By 2015 young voters will represent one-third of the U.S. Electorate2 and as such they’ll have the ability to shape key issues and the direction of the country. Research has also found that young people turn out in bigger numbers if they are asked to vote, and targeted by non-partisan and partisan voter mobilization efforts.

Why Text Messaging?
Young voters matter and they are a very mobile population and are increasingly difficult to reach by traditional campaign outreach channels such as telephone calls to landlines.

• A quarter of Americans under the age of 25 used a mobile phone as their only telephone in the first half of 2006.

• The mobile-only population is projected to reach nearly 30 percent of the entire American public by the 2008 Presidential election.

• Text / SMS messaging is already widely used among young people as a form of communication.

Study Partners

The Student PIRGs’ New Voters Project is a nonpartisan, national effort to register young people and get them to the polls on Election Day. Since our launch in 2003, we have registered more than 600,000 young people and made 650,000 personalized peer-to-peer voter turnout contacts either face to face or via the phone. www.newvotersproject.org

Working Assets is a wireless telephone company that helps people make a difference in the world by doing the things they do every day. The company works to connect cutting-edge communications technology – including mobile phone applications – with current political issues and non-partisan civic participation programs. To date, Working Assets has raised over $50 million for groups working to build a more humane, just, and sustainable world, and since 2003 has helped register more than 1.2 million voters, including 700,000 new voters online.
www.workingassetswireless.com

Allison Dale is a doctoral student in the Department of Political Science at the University of Michigan. She received a master’s degree in political science from the University of Massachusetts-Amherst. She worked as a political researcher in Washington, D.C. before doing campaign research on several local and national political campaigns.

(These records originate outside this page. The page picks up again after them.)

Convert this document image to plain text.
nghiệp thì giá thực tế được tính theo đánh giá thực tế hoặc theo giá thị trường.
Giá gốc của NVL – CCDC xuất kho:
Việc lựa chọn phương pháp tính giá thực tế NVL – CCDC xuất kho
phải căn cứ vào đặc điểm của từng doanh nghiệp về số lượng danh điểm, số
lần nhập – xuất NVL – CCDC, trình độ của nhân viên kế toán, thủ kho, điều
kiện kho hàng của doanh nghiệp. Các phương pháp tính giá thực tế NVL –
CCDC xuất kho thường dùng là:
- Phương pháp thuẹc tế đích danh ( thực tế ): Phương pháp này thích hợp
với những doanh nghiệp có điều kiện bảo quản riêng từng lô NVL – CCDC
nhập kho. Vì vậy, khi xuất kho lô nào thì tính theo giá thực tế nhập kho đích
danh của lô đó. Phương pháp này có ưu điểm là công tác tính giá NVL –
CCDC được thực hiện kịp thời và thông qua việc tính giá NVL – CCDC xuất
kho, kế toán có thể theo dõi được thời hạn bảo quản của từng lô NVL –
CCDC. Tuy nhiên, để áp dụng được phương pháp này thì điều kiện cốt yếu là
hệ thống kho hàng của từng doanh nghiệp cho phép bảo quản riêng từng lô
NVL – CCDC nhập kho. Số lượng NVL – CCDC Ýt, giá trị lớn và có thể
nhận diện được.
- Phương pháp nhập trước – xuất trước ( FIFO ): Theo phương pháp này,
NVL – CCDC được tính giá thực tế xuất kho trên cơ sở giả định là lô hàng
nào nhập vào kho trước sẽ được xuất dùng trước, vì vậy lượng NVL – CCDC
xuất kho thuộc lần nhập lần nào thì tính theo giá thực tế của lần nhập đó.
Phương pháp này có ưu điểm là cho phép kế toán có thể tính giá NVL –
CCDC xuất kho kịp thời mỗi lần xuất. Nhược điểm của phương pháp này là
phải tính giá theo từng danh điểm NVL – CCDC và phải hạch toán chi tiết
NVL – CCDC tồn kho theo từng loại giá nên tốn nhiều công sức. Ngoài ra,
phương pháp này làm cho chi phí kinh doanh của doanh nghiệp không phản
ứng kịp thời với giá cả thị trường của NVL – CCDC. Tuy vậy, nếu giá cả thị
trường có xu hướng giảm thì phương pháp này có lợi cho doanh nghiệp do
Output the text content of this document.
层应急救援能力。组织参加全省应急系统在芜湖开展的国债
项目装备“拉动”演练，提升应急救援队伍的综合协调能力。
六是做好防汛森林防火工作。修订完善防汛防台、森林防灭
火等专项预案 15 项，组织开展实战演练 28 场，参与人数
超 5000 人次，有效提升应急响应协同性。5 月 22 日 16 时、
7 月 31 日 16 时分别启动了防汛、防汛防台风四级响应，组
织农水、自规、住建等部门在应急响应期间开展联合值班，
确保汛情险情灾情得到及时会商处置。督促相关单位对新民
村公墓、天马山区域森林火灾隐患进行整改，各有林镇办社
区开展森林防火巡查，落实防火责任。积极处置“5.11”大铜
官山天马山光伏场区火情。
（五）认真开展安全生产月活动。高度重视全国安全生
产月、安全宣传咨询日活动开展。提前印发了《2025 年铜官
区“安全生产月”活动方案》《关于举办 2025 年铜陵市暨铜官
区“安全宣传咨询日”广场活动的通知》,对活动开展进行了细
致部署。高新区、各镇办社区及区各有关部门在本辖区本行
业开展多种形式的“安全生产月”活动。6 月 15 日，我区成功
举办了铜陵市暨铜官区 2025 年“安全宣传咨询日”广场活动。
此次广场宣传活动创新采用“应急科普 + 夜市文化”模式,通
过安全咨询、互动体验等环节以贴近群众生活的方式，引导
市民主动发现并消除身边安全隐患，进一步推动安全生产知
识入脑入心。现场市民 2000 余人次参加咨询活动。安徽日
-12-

Aaron Strauss is a Ph.D. Candidate at Princeton University in the Department of Politics. He received a master’s degree in politics from Princeton University and a master’s degree in computer science from MIT. He has worked in political consulting in Washington, D.C. as well as on several political campaigns. His publications include works in the American Journal of Political Science and Political Analysis (forthcoming).

The researchers would like to thank the University of Massachusetts-Amherst Donahue Institute Civic Initiative, Catalist, The Mellman Group, Survey Sampling International, and Kieloch Consulting for their generous support of this study.

1 Nickerson, David. “Quality Is Job One: Professional and Volunteer Voter Mobilization Calls.” American Journal of Political Science, Vol. 51, No. 2, April 2007, Pp. 269–282.

2 According to an analysis conducted by Young Voter Strategies of the U.S. Census Bureau population projections for 2000 to 2050.

3 Calculated from costs of deploying text messages at between $.035 and $.06 per message. List acquisition and validation costs were minimal in this instance, but may vary for other campaigns.